Les ministres responsables des questions spatiales des quinze États membres de l'Agence spatiale européenne et du Canada, réunis pendant deux jours à Édimbourg à l'occasion de la session ministérielle du Conseil de l'ESA, ont conclu leurs travaux en approuvant le lancement de nouvelles étapes des programmes en cours et en adoptant un certain nombre de nouveaux projets qui doivent permettre à l'Europe de se maintenir à la pointe de la science et de la technologie spatiales et de conserver sa position dans des domaines comme l'observation de la Terre depuis l'espace, les télécommunications, la navigation par satellite, les lanceurs, les vols habités et l'exploration planétaire.

L'Agence et ses États membres ont franchi des étapes significatives pour une série de programmes tournés vers l'avenir et ont notamment pris des décisions capitales qui donnent à l'Europe un rôle plus important dans le secteur spatial.

L'Agence a marqué sa détermination à voir s'instaurer une coopération plus étroite avec l'Union européenne. Les ministres ont adopté à l'unanimité une première résolution qui met en avant l'importance d'un programme spatial solide et cohérent au service du citoyen européen.

Ils se sont mis d'accord sur une déclaration qui comporte des engagements financiers en ce qui concerne la réalisation du système européen de navigation par satellite Galileo.
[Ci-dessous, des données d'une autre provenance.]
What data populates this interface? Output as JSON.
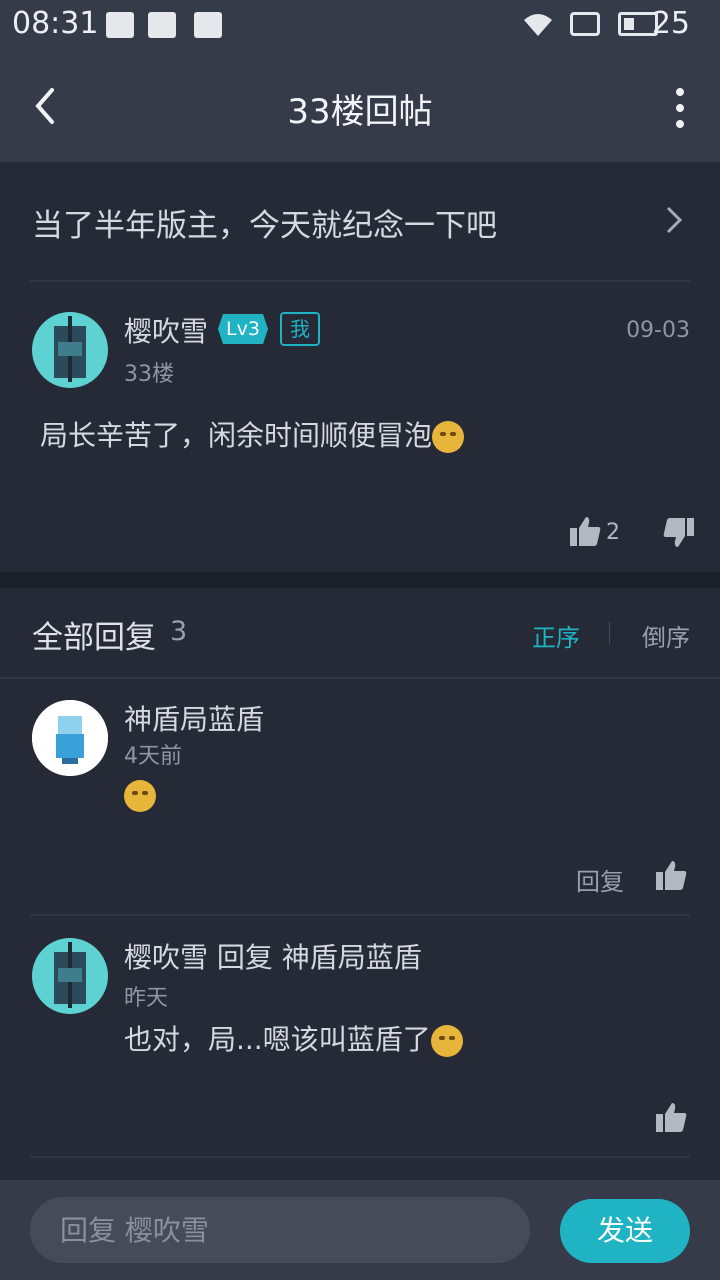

La balle est maintenant dans le camp des ministres des transports de l'Union européenne auxquels il appartient d'approuver en décembre la contribution de l'UE à Galileo. Ce système, qui est une des pièces maîtresses de la politique européenne des transports, sera déployé en partenariat avec le secteur privé. Il offrira un large éventail de services de navigation indépendants aux entreprises comme aux particuliers et promet d'être à l'origine de nouveaux services commerciaux, par exemple dans le domaine de la circulation routière et du contrôle du trafic aérien.

Autre grand axe de la collaboration avec l'Union européenne, le projet de Surveillance globale pour l'environnement et la sécurité (GMES), concerne notamment l'étude du changement planétaire, des risques naturels et anthropiques, du stress environnemental ainsi que le suivi de l'application des traités. L'observation de la Terre contribue de manière très importante à la surveillance de l'environnement et à la gestion des ressources naturelles. GMES et les autres projets d'observation de la Terre qui viennent d'être approuvés seront les premières composantes d'un ensemble de missions d'application de la Surveillance de la Terre.

Le lanceur Ariane a permis à l'Europe de s'assurer de longue date plus de la moitié des contrats de lancement commerciaux dans le monde. Les décisions prises aujourd'hui par les ministres garantissent son évolution et autorisent la confiance : Ariane restera en tête des lancements commerciaux. La stratégie de l'Europe, qui est de préserver – pour un coût raisonnable – son indépendance dans le domaine de l'accès à l'espace est assise sur la compétitivité des lanceurs européens. Les ministres ont souligné que, pour être efficace, cette stratégie supposait un partage approprié des rôles et des responsabilités (et donc des investissements) assumés par les secteurs public et privé, et une restructuration du secteur des lanceurs en Europe.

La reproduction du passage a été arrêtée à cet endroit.